Curtin opposed the conservative Imperial Defence Policy that Australia’s security has traditionally been won far beyond our borders as a member of grand alliances, and that the price of the strategic decisions made in London required that Australia be left open to attack or invasion.

So I was more than suprised by the accusation made by Alexander Downer, the Foreign Minister, last May that John Curtin and other Labor leaders had a pattern of weak leadership, particularly on the issues of appeasement, isolationism and shirking international treaty obligations.

It is the Howard Government that advocates a defence strategy based on reducing the emphasis on the defence of Australia in favour of a military capacity to send expeditionary forces to distant conflicts waged by imperial powers.

Despite this history The Australian is running a campaign ---a partisan re-writing of history that continues the Downer accusation.

Downer has made some stupid speeches that fly in the face of reality or any empirical or historical test. His "Small Australia" was particularly poor, especially as the Howard/Downer permutation on the great and powerful friends doctrine has been the complete absence of power politics.

He appears to be in the Bush style politics of say anything, truth or authenticity be damned.

I consider Menzies and Curtin as our two worst Prime Ministers. They both had the most chance to change everything when the world needed us most, and both squandered it through poor political leadership despite the people doing everything right to set them up to achieve.

Cameron,
Why Curtin? Was it that Curtin turned our forces over to MacArthur? That, like Menzies, he acted with a colonial cringe to great and powerful friends?

So just swapped America/Curtin for Britain/Menzies?

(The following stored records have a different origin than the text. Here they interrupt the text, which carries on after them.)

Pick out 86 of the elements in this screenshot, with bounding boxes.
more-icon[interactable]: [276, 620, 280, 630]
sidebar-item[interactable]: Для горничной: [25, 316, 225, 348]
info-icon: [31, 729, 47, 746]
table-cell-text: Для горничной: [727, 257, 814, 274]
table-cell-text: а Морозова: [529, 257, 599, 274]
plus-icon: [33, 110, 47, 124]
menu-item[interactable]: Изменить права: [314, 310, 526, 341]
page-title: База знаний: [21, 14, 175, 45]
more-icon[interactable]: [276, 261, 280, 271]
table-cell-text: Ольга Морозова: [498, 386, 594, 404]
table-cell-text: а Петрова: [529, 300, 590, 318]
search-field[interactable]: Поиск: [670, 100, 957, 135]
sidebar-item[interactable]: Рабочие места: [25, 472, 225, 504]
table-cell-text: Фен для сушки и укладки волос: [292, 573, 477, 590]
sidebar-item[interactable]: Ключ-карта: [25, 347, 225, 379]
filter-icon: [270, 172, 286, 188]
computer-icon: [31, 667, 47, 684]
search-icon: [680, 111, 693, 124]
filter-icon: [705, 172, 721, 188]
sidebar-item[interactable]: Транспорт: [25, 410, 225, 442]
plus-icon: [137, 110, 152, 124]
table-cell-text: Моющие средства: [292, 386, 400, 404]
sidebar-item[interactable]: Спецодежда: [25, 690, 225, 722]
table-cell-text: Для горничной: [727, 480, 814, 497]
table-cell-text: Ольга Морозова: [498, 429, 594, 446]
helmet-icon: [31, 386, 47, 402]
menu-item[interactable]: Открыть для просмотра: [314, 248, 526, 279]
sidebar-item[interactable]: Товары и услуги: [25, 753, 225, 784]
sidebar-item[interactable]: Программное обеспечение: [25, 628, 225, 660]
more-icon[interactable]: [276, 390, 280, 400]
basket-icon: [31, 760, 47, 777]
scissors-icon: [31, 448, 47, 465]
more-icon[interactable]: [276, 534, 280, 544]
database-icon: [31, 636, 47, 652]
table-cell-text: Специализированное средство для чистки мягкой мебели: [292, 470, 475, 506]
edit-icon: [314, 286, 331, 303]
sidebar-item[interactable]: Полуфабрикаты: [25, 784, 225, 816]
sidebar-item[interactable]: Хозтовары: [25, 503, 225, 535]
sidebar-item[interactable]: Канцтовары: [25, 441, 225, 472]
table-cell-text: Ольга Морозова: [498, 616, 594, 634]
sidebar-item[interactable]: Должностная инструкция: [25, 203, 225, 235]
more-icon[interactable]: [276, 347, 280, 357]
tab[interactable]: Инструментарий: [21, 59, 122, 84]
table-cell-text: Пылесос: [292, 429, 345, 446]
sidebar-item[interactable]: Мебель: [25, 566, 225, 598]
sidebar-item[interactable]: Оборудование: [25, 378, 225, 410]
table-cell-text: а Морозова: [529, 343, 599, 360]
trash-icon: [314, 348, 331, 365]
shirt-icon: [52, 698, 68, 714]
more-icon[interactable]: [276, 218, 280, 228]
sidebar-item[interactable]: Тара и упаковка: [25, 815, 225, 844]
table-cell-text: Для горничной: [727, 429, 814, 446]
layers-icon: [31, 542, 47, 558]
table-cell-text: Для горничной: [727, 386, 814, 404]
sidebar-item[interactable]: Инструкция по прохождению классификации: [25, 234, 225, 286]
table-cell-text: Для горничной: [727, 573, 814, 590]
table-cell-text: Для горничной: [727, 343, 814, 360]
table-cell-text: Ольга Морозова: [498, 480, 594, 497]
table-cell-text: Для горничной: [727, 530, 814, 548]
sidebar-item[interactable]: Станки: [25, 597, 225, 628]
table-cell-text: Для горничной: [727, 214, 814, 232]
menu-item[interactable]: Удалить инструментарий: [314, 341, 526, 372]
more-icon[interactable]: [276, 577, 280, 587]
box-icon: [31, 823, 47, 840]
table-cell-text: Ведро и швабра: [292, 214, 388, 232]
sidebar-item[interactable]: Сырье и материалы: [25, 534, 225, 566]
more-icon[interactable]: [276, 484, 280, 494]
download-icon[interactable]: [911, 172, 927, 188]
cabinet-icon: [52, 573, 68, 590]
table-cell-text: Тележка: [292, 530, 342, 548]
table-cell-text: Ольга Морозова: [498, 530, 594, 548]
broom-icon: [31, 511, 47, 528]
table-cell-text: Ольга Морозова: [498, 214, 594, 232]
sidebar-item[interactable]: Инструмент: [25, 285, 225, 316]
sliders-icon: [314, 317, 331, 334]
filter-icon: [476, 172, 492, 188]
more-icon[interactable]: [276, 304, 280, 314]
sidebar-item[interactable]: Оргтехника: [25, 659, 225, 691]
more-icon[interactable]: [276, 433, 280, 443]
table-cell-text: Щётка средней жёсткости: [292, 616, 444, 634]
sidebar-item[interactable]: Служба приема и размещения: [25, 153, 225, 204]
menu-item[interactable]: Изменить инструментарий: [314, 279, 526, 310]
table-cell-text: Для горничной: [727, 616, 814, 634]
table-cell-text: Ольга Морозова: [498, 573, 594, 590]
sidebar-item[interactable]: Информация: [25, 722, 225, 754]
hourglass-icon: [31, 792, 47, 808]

Curtin is lionised by the ALP--he is a touchstone for their values, and a signpost on the path to their light on the hill that is forever in danger of being extinguished by bad weather.

What should Curtin have changed? That he should have broken with the old imperial political tradition of never putting Australian interests first?

Could he have done so in 1942?

Gary, Curtin pretty much turned our forces over to MacArthur, who was no Byng and worse than Birdwood. MacArthur sat directly with Curtin, he did not sit with Blamey and together come to Curtin. It was the same relationship as MacArthur had with the Phillipines, basically the General had the same, if not more power, as the colonial PM.

Curtin and Menzies were the same politician. I suspect Labor builds him up because Churchill has an aura around him as does FDR and it is Labor's way of claiming that they produced great men in great crisis.

Curtin was in a position to reshape Australia's asian influence. With the US cutting through the centre of the pacific he could have taken control of the south pacific, not MacArthur. Australia was sending pilots to Britain under the Empire Air Training Scheme (Menzies mess) and American air assets were flowing into the South Pacific. He could have said, "give us the equipment, and we will supply the man power".

IIRC in 1943 Australia 450,000 men in New Guinea to America's 200,000. So we were the main force in the south pacific outside of the US Navy. We just have elevated Blamey to commander of all allied force in the south pacific and then co-ordinated the retaking of everything from the Phillipines to East Timor.

We couldnt do it alone, but as the major partner in such an endeavour we would have been in control of it. It would also have given us more influence in how the post-war decolonialisation went as well. Something which left us with dictators on our front door-step.